Karnataka Chief Minister Siddaramaiah.
Credit: DH Photo
The Congress high command’s decision to scrap the Karnataka Social and Educational Survey – wrongly dubbed the caste census – is a telling reminder that upper-caste dominance continues to dictate political priorities in India, even 75 years after Independence.
This not only squanders over Rs 160 crore of taxpayer money invested in the survey but also further entrenches the marginalisation of backward classes.
To clarify, this was no traditional caste census. Conducted in 2015 by the H Kantharaj-led Karnataka State Commission for Backward Classes, it was a comprehensive survey that evaluated social and educational backwardness across 50-plus parameters, with caste being merely one data point. Importantly, this was the first door-to-door enumeration of caste data in Karnataka since 1932; earlier surveys were sample-based. It covered 95% of the population with signed documentation from both enumerators and respondents, rendering claims of it being “unscientific” deeply suspect.
The Kantharaj report was submitted to then-Chief Minister Siddaramaiah but inexplicably went missing after the Congress lost power. Subsequently, the B S Yediyurappa government reconstituted the Backward Classes Commission tasking it with a fresh report. Interestingly, all appointees to the Commission, including Chairman Jayaprakash Hegde, who authored the current report, were BJP members. This Commission’s findings too challenged the long-held belief that Lingayats and Vokkaligas are numerically dominant, threatening their political hegemony. Ironically, even the T Venkataswamy Commission in the 1980s which reached similar conclusions was shelved due to objections from these communities. The underlying fear is that the implementation of the report will expose the “disproportionate” electoral and administrative influence these communities wield. While a significant number of chief ministers have hailed from the Vokkaliga and Lingayat communities, not a single Dalit has held the post.

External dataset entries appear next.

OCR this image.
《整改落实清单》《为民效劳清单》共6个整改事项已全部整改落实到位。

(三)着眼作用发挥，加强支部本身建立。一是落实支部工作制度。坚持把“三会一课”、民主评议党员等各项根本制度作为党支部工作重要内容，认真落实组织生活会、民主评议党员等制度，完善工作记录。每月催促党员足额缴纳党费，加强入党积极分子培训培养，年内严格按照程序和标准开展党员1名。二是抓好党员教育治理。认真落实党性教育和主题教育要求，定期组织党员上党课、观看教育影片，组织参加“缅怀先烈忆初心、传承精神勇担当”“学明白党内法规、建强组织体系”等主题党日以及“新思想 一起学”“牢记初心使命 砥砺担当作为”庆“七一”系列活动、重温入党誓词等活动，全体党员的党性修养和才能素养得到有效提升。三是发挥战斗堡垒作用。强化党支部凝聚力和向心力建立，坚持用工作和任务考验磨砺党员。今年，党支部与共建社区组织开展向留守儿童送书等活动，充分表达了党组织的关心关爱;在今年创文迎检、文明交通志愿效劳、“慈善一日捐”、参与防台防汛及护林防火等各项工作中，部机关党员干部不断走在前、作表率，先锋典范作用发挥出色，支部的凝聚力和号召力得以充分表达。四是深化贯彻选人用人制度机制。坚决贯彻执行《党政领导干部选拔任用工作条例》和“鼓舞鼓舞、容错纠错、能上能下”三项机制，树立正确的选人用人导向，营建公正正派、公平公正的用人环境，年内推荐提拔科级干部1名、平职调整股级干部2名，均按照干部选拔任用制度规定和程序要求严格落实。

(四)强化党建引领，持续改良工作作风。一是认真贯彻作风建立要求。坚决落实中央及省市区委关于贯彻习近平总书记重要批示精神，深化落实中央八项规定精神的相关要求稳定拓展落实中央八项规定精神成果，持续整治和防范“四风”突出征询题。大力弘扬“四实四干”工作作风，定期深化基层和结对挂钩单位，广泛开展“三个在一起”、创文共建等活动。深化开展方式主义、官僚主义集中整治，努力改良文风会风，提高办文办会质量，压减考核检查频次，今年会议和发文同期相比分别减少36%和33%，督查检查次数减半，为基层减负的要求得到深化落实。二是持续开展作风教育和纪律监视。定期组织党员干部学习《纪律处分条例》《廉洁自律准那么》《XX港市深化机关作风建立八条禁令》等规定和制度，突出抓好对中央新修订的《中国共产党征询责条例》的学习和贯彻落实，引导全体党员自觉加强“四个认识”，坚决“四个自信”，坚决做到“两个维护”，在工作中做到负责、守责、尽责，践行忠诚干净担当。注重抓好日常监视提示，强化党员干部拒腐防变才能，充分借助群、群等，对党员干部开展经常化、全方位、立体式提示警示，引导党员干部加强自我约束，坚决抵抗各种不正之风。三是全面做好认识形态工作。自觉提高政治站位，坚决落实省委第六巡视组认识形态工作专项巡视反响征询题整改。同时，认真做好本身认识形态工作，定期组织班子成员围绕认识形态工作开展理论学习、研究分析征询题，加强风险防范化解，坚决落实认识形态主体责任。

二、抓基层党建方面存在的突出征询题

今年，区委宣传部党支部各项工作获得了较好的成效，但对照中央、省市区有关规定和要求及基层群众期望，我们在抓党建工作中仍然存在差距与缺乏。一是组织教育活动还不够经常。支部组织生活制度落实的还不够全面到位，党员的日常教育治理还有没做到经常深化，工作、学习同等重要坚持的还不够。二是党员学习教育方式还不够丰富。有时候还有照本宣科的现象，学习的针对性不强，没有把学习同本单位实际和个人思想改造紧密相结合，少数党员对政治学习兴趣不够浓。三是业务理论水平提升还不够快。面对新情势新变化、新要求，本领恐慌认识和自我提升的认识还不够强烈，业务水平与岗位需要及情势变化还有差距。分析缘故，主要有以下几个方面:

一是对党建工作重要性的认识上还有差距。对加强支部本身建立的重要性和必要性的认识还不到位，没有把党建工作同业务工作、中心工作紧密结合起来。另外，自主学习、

The core of the report – that many sections were so deprived that they were unaware of reservation benefits, with some castes not even recorded by the government – is lost amidst this political manoeuvring. The report’s implications for the most marginalised, who stood to gain, are overshadowed by the dominant communities’ apprehension of losing clout. The Congress government’s failure to officially release the report allowed vested interests to manipulate the narrative, while backward class leaders also let down their communities by not championing the report that could have reshaped the destiny of the oppressed. The government now proposes a fresh survey. What if it validates the previous findings? Will the political establishment junk it again? The truth is clear: caste elites fear losing privilege and political parties lack the courage to confront them. India’s upper-caste stranglehold remains intact, denying the most oppressed their rightful share.